Each time McCain delivered a campaign speech, I wondered if he was actually trying to win votes, or if he was merely attempting to define the themes of his political legacy. Barack Obama promised to change the country and change the world, even if he never quite told us how he planned to do so. John McCain's campaign reminded us that McCain had always put country first: If McCain failed to articulate a consistent, policy based, vision for the country, he succeeded in reminding us of his impressive history as a hero, a maverick, and bi-partisan reformer.
When John McCain selected Sarah Palin as his running mate, I actually started to think that maybe McCain wasn't merely content with taking a fall after all. Maybe he was actually serious about winning. The mainstream media had laid out* and given their seal of approval** to several safe, respectable and mind-numbingly boring potential running mates for McCain to chose between (Mitt Romney, Tim Pawlenty, Joe Lieberman). Had McCain chosen any of the MSM-approved dead-weight running mates, the media would have treated the old man to a respectful enough send off down the political river Stix. Then McCain threw the Obama campaign and the Obama-partisan mainstream media for a loop with the choice of Palin, which caught them off guard like a sucker punch to the throat. For a moment, it appeared as though McCain was really trying to win. But alas, the final 3 months of the campaign revealed scant evidence that McCain was truly "in it to win it," as Hillary Clinton might say.
Ultimately, the more I heard McCain on the campaign trail, the more I envisioned him delivering his concession speech. I'm not the least bit surprised that McCain's concession speech was so well delivered. He's been practicing it for almost a year.
* The Monday following McCain's surprise choice of Sarah Palin as his running mate (Palin was introduced at a Friday morning rally in Dayton, Ohio), ABC News Political Director Mark Halperin said on WLS AM radio in Chicago that McCain was "irresponsible" for having chosen Palin. He actually said that members of the media (it appeared as though he implicitly included himself in that group) had made it known to McCain which candidates would be considered "acceptable" running mates.

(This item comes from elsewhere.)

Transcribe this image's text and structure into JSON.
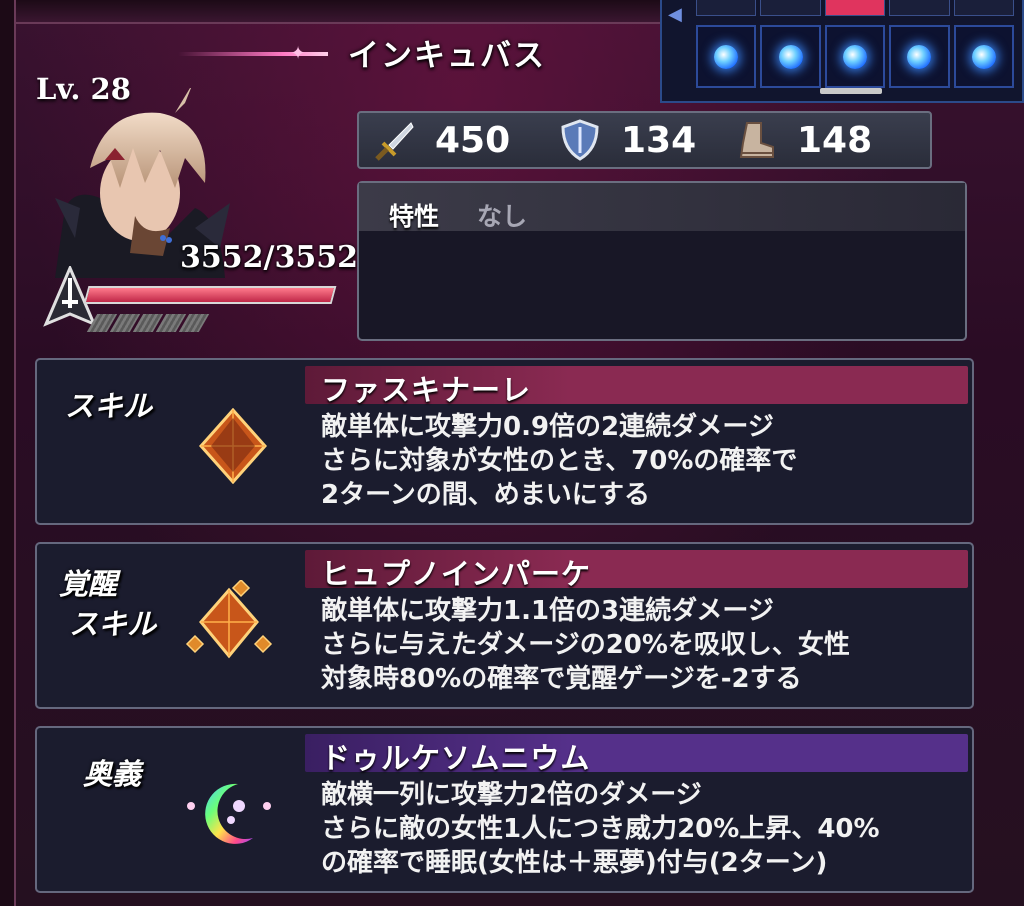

** ABC News Political Director Mark Halperin said that there had been several acceptable choices for running mate available to McCain, all of whom the Washington, D.C., media had thoroughly investigated and been prepared to provide commentary on. Halperin said that McCain had been "irresponsible" and "reckless" for having chosen the then-unknown Sarah Palin as his running mate. He stated that McCain had "no business" picking Palin, as she had been not been investigated by the Washington Press Corps.
Additionally, Mr. Halperin said that the media had "waves" of investigative reporters en route to Alaska who would look under every rock to find unflattering information on Governor Palin. He stated flatly that McCain would be maid to "pay" for having chosen Palin as his running mate, and that he would ultimately regret having made the unconventional (i.e., not sanctioned by unofficially -- but obviously -- pro-Obama mainstream political media).